Sun Oct 26 10:33pm EDT
In a perfect world, the Doc would be given carte blanche to publicly torch the Bowl Championship Series in effigy and institute the elaborate, double-elimination battle royale of his dreams. But we live in the world we live in, so each Sunday the Doc looks at what the new BCS numbers mean for the rest of the season. Rooting interest: chaos. Always chaos.
Not much changes in the big picture this week, with the exception of Penn State's leap in the computer polls: PSU is third after its win over Ohio State, up from seventh according to the machines last week. It's nice to see everyone getting along, all the way up to the inevitable train wreck when the various tracks fail to sort themselves out over the last month. The computers can't agree on anything past the top three teams, with Oklahoma and Georgia sharing No. 4, Oklahoma State, Utah and Boise State sharing No. 7 and Texas Tech and Florida tied for tenth, all in defiance of the human polls. Past the top three, verily, it is the madness we bargained for.
Sitting pretty. Status quo still favors Texas and Alabama, which both remain ahead of Penn State by a miniscule but solid margin that will only grow if the Longhorns and Tide keep winning -- both UT and 'Bama have better wins on their existing resumés and tougher schedules down the stretch than the Lions and won't be budged from the top by anything short of an upset. And even if Texas loses this weekend at Texas Tech, PSU has to look out from below: the Raiders could be rocketing up the polls with the chance to keep rising against Oklahoma, Oklahoma State and the Big 12 Championship still in front of them. In other words, if there are three major undefeated teams at the end of the year, strength of schedule virtually guarantees Penn State is the odd man out.
The flipside of that -- assuming any undefeated team from a BCS conference will play for a championship ahead of a one-loss team -- is that the Lions have a much better chance of running the table against Iowa, Indiana and Michigan State than any of the other undefeated teams on their stretch runs:
Texas has at least two, possibly three (depending on what happens to Kansas) ranked opponents left, assuming the requisite date in the Big 12 Championship; even if Texas Tech does come out of next Saturday unblemished over the Horns, it has an even tougher road to navigate.
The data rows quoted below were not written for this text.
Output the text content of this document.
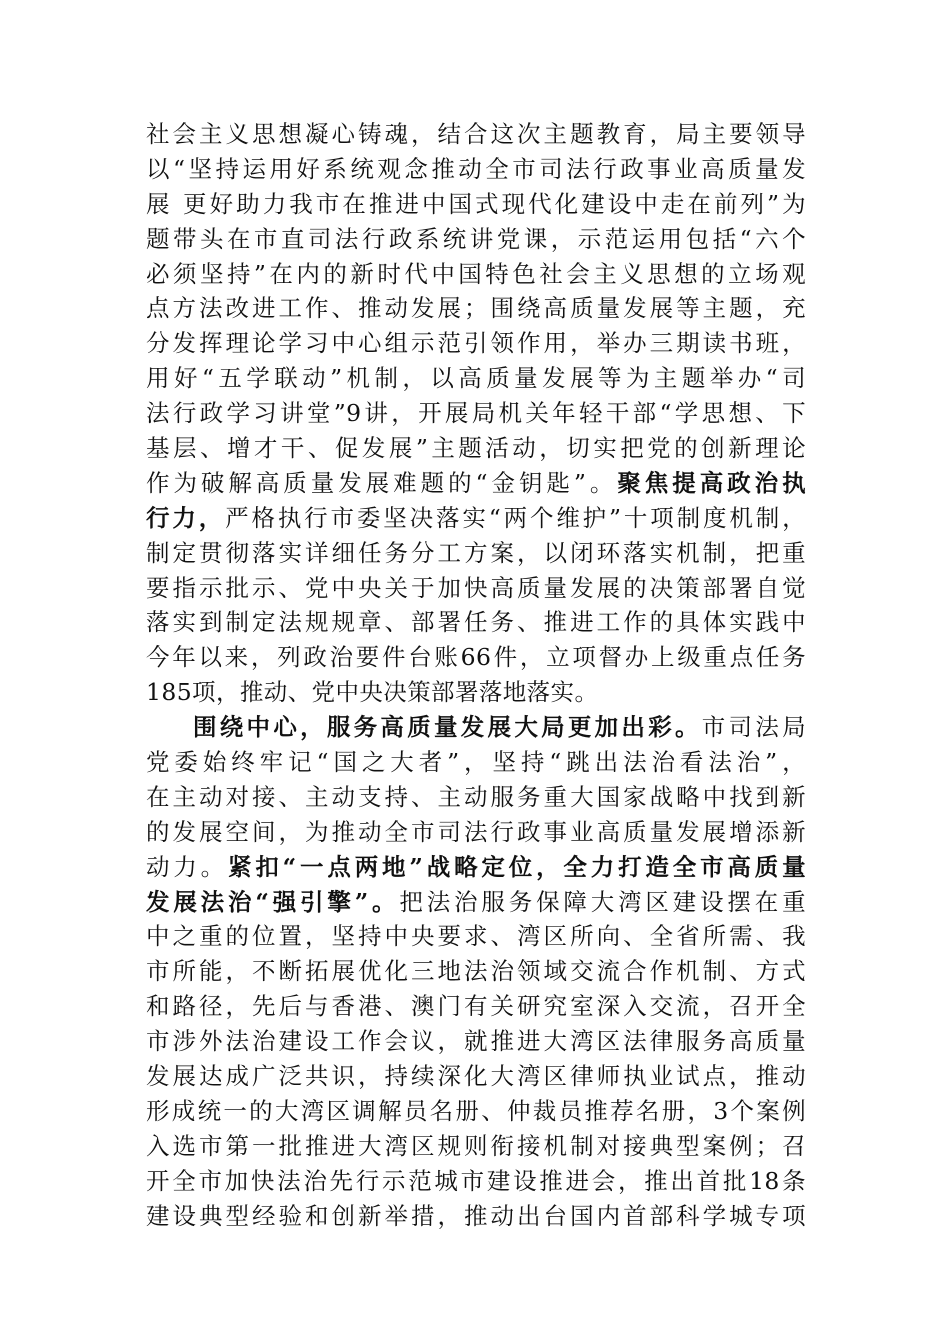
社会主义思想凝心铸魂，结合这次主题教育，局主要领导
以“坚持运用好系统观念推动全市司法行政事业高质量发
展 更好助力我市在推进中国式现代化建设中走在前列”为
题带头在市直司法行政系统讲党课，示范运用包括“六个
必须坚持”在内的新时代中国特色社会主义思想的立场观
点方法改进工作、推动发展；围绕高质量发展等主题，充
分发挥理论学习中心组示范引领作用，举办三期读书班，
用好“五学联动”机制，以高质量发展等为主题举办“司
法行政学习讲堂”9讲，开展局机关年轻干部“学思想、下
基层、增才干、促发展”主题活动，切实把党的创新理论
作为破解高质量发展难题的“金钥匙”。聚焦提高政治执
行力，严格执行市委坚决落实“两个维护”十项制度机制，
制定贯彻落实详细任务分工方案，以闭环落实机制，把重
要指示批示、党中央关于加快高质量发展的决策部署自觉
落实到制定法规规章、部署任务、推进工作的具体实践中
今年以来，列政治要件台账66件，立项督办上级重点任务
185项，推动、党中央决策部署落地落实。
围绕中心，服务高质量发展大局更加出彩。市司法局
党委始终牢记“国之大者”，坚持“跳出法治看法治”，
在主动对接、主动支持、主动服务重大国家战略中找到新
的发展空间，为推动全市司法行政事业高质量发展增添新
动力。紧扣“一点两地”战略定位，全力打造全市高质量
发展法治“强引擎”。把法治服务保障大湾区建设摆在重
中之重的位置，坚持中央要求、湾区所向、全省所需、我
市所能，不断拓展优化三地法治领域交流合作机制、方式
和路径，先后与香港、澳门有关研究室深入交流，召开全
市涉外法治建设工作会议，就推进大湾区法律服务高质量
发展达成广泛共识，持续深化大湾区律师执业试点，推动
形成统一的大湾区调解员名册、仲裁员推荐名册，3个案例
入选市第一批推进大湾区规则衔接机制对接典型案例；召
开全市加快法治先行示范城市建设推进会，推出首批18条
建设典型经验和创新举措，推动出台国内首部科学城专项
Alabama has annual bugaboos LSU and Auburn (the Tide has lost 11 straight to division rivals named "Tigers") and the SEC Championship against the Florida-Georgia winner. So Penn State's task now is to take care of its business, then sit and wait for the others to fall by the wayside.
A little help? USC is in very bad shape here. The Trojans remain in front of Florida and Georgia for the moment, but that won't last past this weekend, when the winner of the Cocktail Party earns its biggest win of the regular season and effectively punches its ticket to the SEC Championship. SC can't compete with that with only one ranked team (Cal) left on its schedule. So the Trojans not only need at least three of the four unbeatens to lose, but also need Oklahoma and the Georgia-Florida winner to go down with a second loss, as well. Even if it keeps winning, I wouldn't expect USC to advance any higher than fourth without some highly improbable dominoes falling in its favor.
Oklahoma's chances hinge on winning the Big 12 South, and for that to happen, the Sooners need a Texas loss this weekend and subsequent wins over Texas Tech and Oklahoma State to create a two or three-way logjam that somehow ends with OU crashing the Big 12 Championship. The Georgia-Florida winner needs a Texas or Penn State loss, too, with the added bonus that it can knock Alabama out of the way itself in the SEC Championship.
For chaos' sake. Best case scenario: Texas, Alabama and Penn State all finish undefeated and the Lions complain about the snub all the way to Pasadena. Short of that, losses by Texas and Bama could create an insolvable bottleneck of teams with equally legitimate claims -- between a one-loss Big 12 champion, a one-loss SEC champion and one-loss USC, the difference could be a couple hundredths of a point in some algorithm no one understands.
It's quite possible Texas, Texas Tech and Oklahoma all end the season with one loss and a mind-bending win triangle against one another. Maybe Georgia edges Alabama on a field goal or something to win the SEC in far less impressive fashion than Bama won in Athens in September. That's the dream, anyway.